To design a practical cell atlas, she said, one must first think carefully about what it will be used for. One researcher might be interested in universal features of cells that we all have in common. Another might want to compare cells from people of different ages or cells in different parts of an organ. Trade-offs must be made, said Sumanaweera, because no one model may capture all this information.
Sumanaweera and other workshop participants highlighted that their field is still young and growing, trying different things and seeing what works. For Adam Gayoso, a PhD candidate studying computational biology at UC Berkeley, connecting with others in the field about the same problems he’s facing has helped him discover new ways to think about solutions.
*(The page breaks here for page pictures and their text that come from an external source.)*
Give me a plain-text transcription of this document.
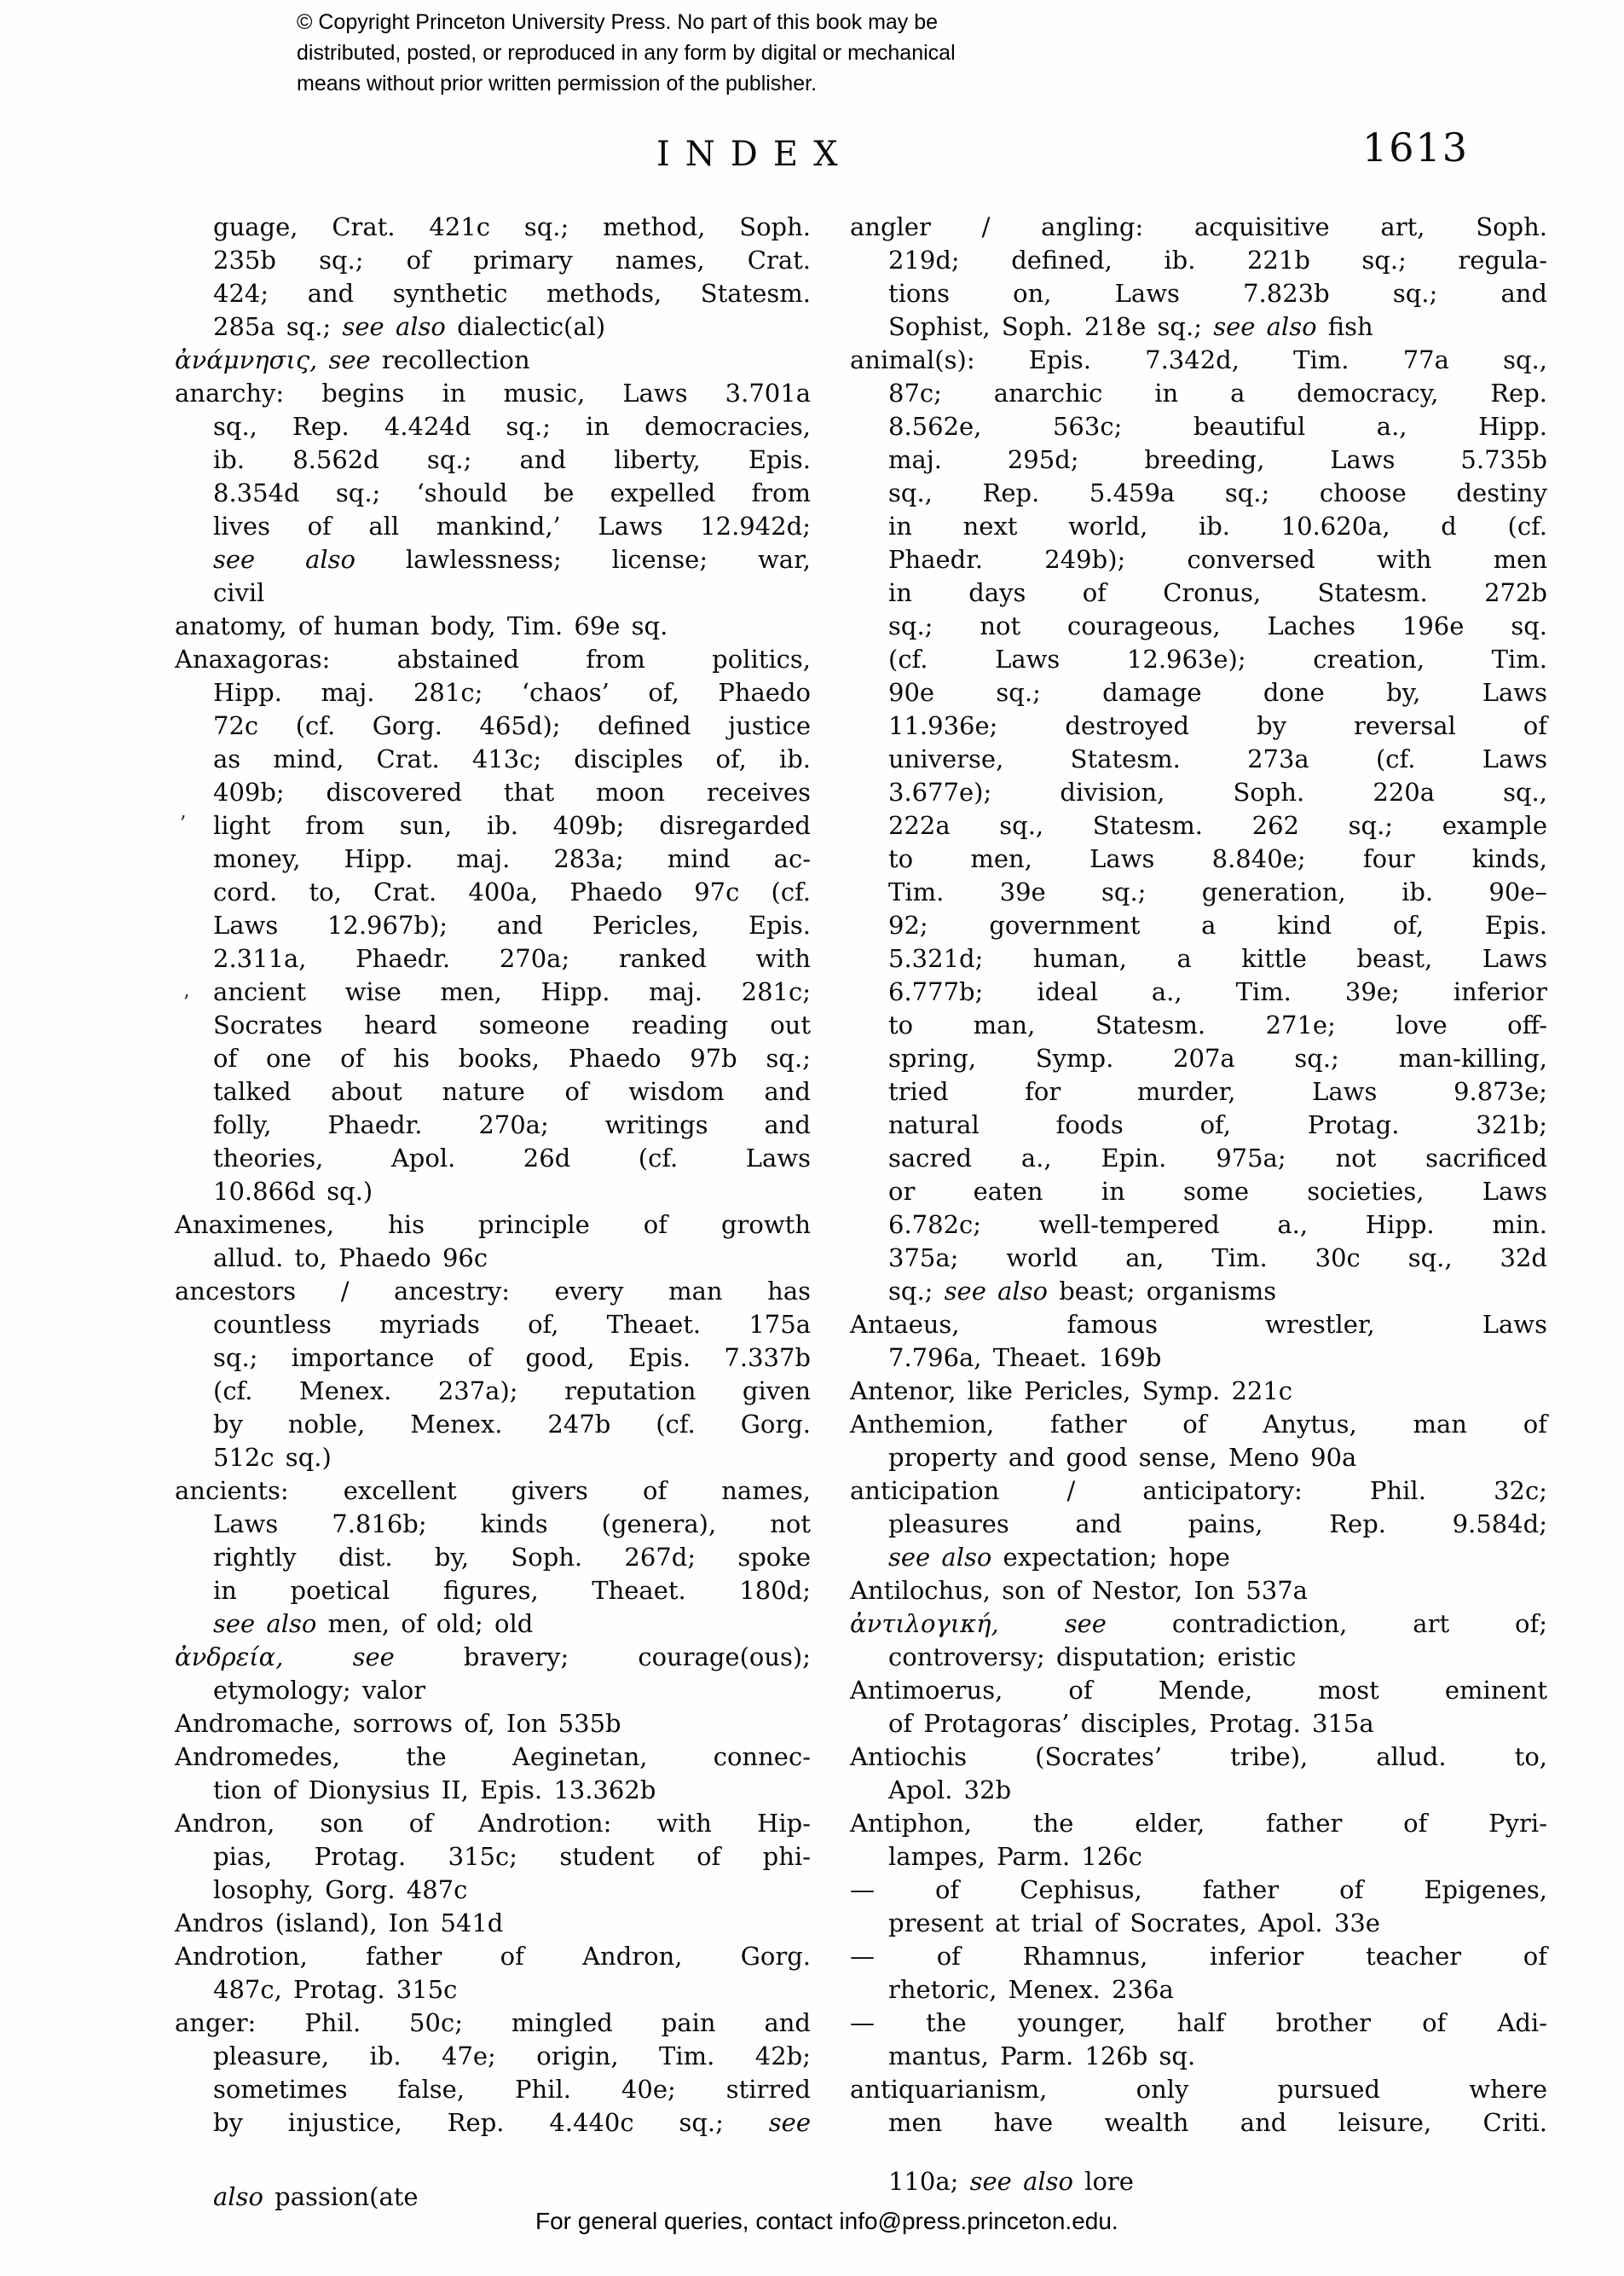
© Copyright Princeton University Press. No part of this book may be
distributed, posted, or reproduced in any form by digital or mechanical
means without prior written permission of the publisher.
INDEX	1613
guage, Crat. 421c sq.; method, Soph.
235b sq.; of primary names, Crat.
424; and synthetic methods, Statesm.
285a sq.; see also dialectic(al)
ἀνάμνησις, see recollection
anarchy: begins in music, Laws 3.701a
sq., Rep. 4.424d sq.; in democracies,
ib. 8.562d sq.; and liberty, Epis.
8.354d sq.; ‘should be expelled from
lives of all mankind,’ Laws 12.942d;
see also lawlessness; license; war,
civil
anatomy, of human body, Tim. 69e sq.
Anaxagoras: abstained from politics,
Hipp. maj. 281c; ‘chaos’ of, Phaedo
72c (cf. Gorg. 465d); defined justice
as mind, Crat. 413c; disciples of, ib.
409b; discovered that moon receives
light from sun, ib. 409b; disregarded
money, Hipp. maj. 283a; mind ac-
cord. to, Crat. 400a, Phaedo 97c (cf.
Laws 12.967b); and Pericles, Epis.
2.311a, Phaedr. 270a; ranked with
ancient wise men, Hipp. maj. 281c;
Socrates heard someone reading out
of one of his books, Phaedo 97b sq.;
talked about nature of wisdom and
folly, Phaedr. 270a; writings and
theories, Apol. 26d (cf. Laws
10.866d sq.)
Anaximenes, his principle of growth
allud. to, Phaedo 96c
ancestors / ancestry: every man has
countless myriads of, Theaet. 175a
sq.; importance of good, Epis. 7.337b
(cf. Menex. 237a); reputation given
by noble, Menex. 247b (cf. Gorg.
512c sq.)
ancients: excellent givers of names,
Laws 7.816b; kinds (genera), not
rightly dist. by, Soph. 267d; spoke
in poetical figures, Theaet. 180d;
see also men, of old; old
ἀνδρεία,	see bravery; courage(ous);
etymology; valor
Andromache, sorrows of, Ion 535b
Andromedes, the Aeginetan, connec-
tion of Dionysius II, Epis. 13.362b
Andron, son of Androtion: with Hip-
pias, Protag. 315c; student of phi-
losophy, Gorg. 487c
Andros (island), Ion 541d
Androtion, father of Andron, Gorg.
487c, Protag. 315c
anger: Phil. 50c; mingled pain and
pleasure, ib. 47e; origin, Tim. 42b;
sometimes false, Phil. 40e; stirred
by injustice, Rep. 4.440c sq.; see
also passion(ate
angler / angling: acquisitive art, Soph.
219d; defined, ib. 221b sq.; regula-
tions on, Laws 7.823b sq.; and
Sophist, Soph. 218e sq.; see also fish
animal(s): Epis. 7.342d, Tim. 77a sq.,
87c; anarchic in a democracy, Rep.
8.562e, 563c; beautiful a., Hipp.
maj. 295d; breeding, Laws 5.735b
sq., Rep. 5.459a sq.; choose destiny
in next world, ib. 10.620a, d (cf.
Phaedr. 249b); conversed with men
in days of Cronus, Statesm. 272b
sq.; not courageous, Laches 196e sq.
(cf. Laws 12.963e); creation, Tim.
90e sq.; damage done by, Laws
11.936e; destroyed by reversal of
universe, Statesm. 273a (cf. Laws
3.677e); division, Soph. 220a sq.,
222a sq., Statesm. 262 sq.; example
to men, Laws 8.840e; four kinds,
Tim. 39e sq.; generation, ib. 90e–
92; government a kind of, Epis.
5.321d; human, a kittle beast, Laws
6.777b; ideal a., Tim. 39e; inferior
to man, Statesm. 271e; love off-
spring, Symp. 207a sq.; man-killing,
tried for murder, Laws 9.873e;
natural foods of, Protag. 321b;
sacred a., Epin. 975a; not sacrificed
or eaten in some societies, Laws
6.782c; well-tempered a., Hipp. min.
375a; world an, Tim. 30c sq., 32d
sq.; see also beast; organisms
Antaeus, famous wrestler, Laws
7.796a, Theaet. 169b
Antenor, like Pericles, Symp. 221c
Anthemion, father of Anytus, man of
property and good sense, Meno 90a
anticipation / anticipatory: Phil. 32c;
pleasures and pains, Rep. 9.584d;
see also expectation; hope
Antilochus, son of Nestor, Ion 537a
ἀντιλογική,	see contradiction, art of;
controversy; disputation; eristic
Antimoerus, of Mende, most eminent
of Protagoras’ disciples, Protag. 315a
Antiochis (Socrates’ tribe), allud. to,
Apol. 32b
Antiphon, the elder, father of Pyri-
lampes, Parm. 126c
— of Cephisus, father of Epigenes,
present at trial of Socrates, Apol. 33e
— of Rhamnus, inferior teacher of
rhetoric, Menex. 236a
— the younger, half brother of Adi-
mantus, Parm. 126b sq.
antiquarianism, only pursued where
men have wealth and leisure, Criti.
110a; see also lore
ʼ
ʼ
For general queries, contact info@press.princeton.edu.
He’s also been able to find new collaborators, people he’s now working with who had previously been only names on research papers.
“One thing that became clear in the CZI workshop was that there were diversified visions of what building single-cell tissue atlases really means,” said Gayoso. “But everyone also thinks that establishing community consensus is important, and we’re excited to move forward together.”
He and others agree that being in the same room with other workshop participants catalyzed this effort.
“The scale of these datasets and the expertise required to generate single-cell atlases has historically resulted in a decentralized, distributed scientific effort,” said Cool. “When you bring researchers together, there are new lessons, new learnings that can further our efforts to understand the cellular mechanism of diseases.”
CZI’s Assembling Tissue References Workshop took place in May 2022. The event convened leaders of the single-cell community with an interest in assembling a large number of datasets generated by many different labs into a harmonized reference. CZI’s single-cell biology team would like to give special thanks to Rahul Satija for co-organizing the event.